Concerning the advantages of this concept for meeting the IMO targets, the following comments can be made. The simplicity, flexibility, and scalability of the concept offer some advantages. The simplicity of PSA operation is an advantage of the proposed system. In terms of flexibility, the SMR-PSA concept is suitable for ships fitted with dual-fuel engines, irrespective of whether these are 2- or 4-stroke.

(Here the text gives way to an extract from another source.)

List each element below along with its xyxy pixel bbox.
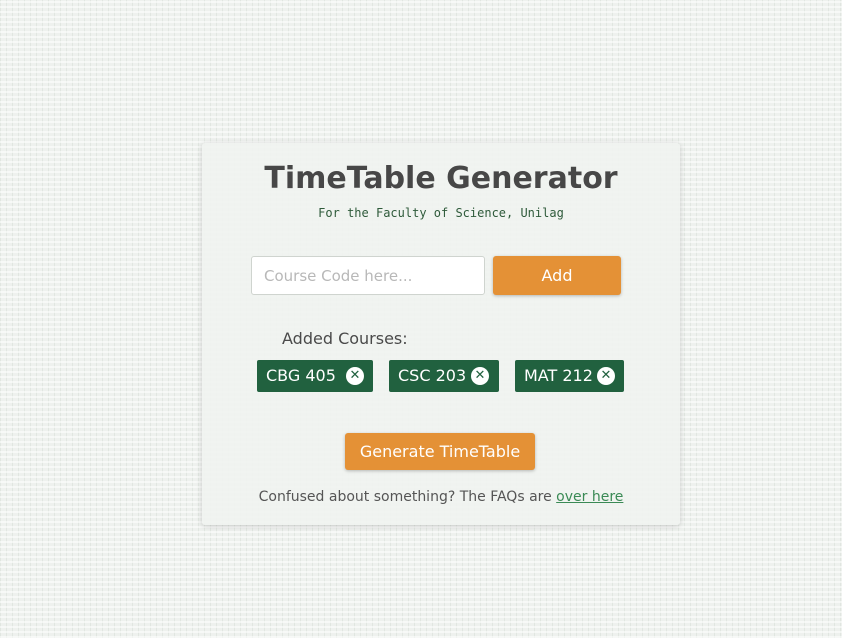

One may also consider starting with a smaller degree of decarbonization in the beginning and reform and capture a higher percentage as time evolves. At this moment when the carbon taxes are much lower than the estimated CAPEX and OPEX of most decarbonization technologies, a full-scale investment on decarbonization technologies is an expensive solution. The system can be upscaled to meet the reduction targets from time to time. Moreover, the replacement of traditional diesel generators with fuel cells can also be considered for further improvement on ship energy and reduction efficiencies, However, the reformate may need further purification depending on the type of fuel cell employed. Finally, we should mention that the current proposal offers flexibility for future propulsion systems, e.g. based on hybrid modes, gas turbines, or fuel cells. Each of these applications would need optimization of the integrated reformer-CCS-combustion system following the methodology presented in this paper and an increase in TRL by pilot and demonstration projects before commercial deployment.

5 Conclusions

In this paper, an integrated reformer system with waste heat recovery was assessed thermodynamically. A comparison of SMR, ATR, and MPR hydrogen production units showed that SMR is the most energy-efficient hydrogen production system (εr = 71.5%), approximately 20% more energy efficient than ATR and MPR. SMR also has the highest hydrogen production rate, about 2% and 31% higher than ATR and MPR respectively. A comparison of CCS options (Table 4 part A) showed that PSA consumed 2.3 times, 5.3 times, and 6.8 times less energy than MEM, AA, and CS respectively in pre-combustion capture per unit mass of CO2. Hence, the SMR-PSA system was selected for further analysis. Optimization of the integrated system suggested to operate the reformer at 23.68%, 3.163, and 1072 °C for the operational parameters XCH4, S/C, and TSMR respectively. This operation yielded an optimal εo and βo of 41.7% and 64.9% respectively. From Fig. 8, it was also shown that a higher CO2 reduction rate was traded off with lower energy efficiency. This system was able to meet the IMO2030 CO2 reduction target (βo = 40%) with mixed fuel of 62% CH4 fed into the SMR-WGS-CCS-integrated system (Xf,SMR) and the remaining 38% of methane directly fed into the combustion engine. Full reforming reached 65% CO2 capture at an overall efficiency of 41%. This is not far from IMO2050, considering that the baseline for the IMO reduction is 2008 emissions with HFO operation. The efficiency penalty of the pre-combustion CCS/LNG reformer depends on the engine exhaust temperature (Fig. 9), implying that in practice the combination reformer/CCS/engine must be optimized together. The present results suggest that producing hydrogen onboard the ship and capturing the CO2 at the reformer stage offer an attractive marine decarbonization strategy.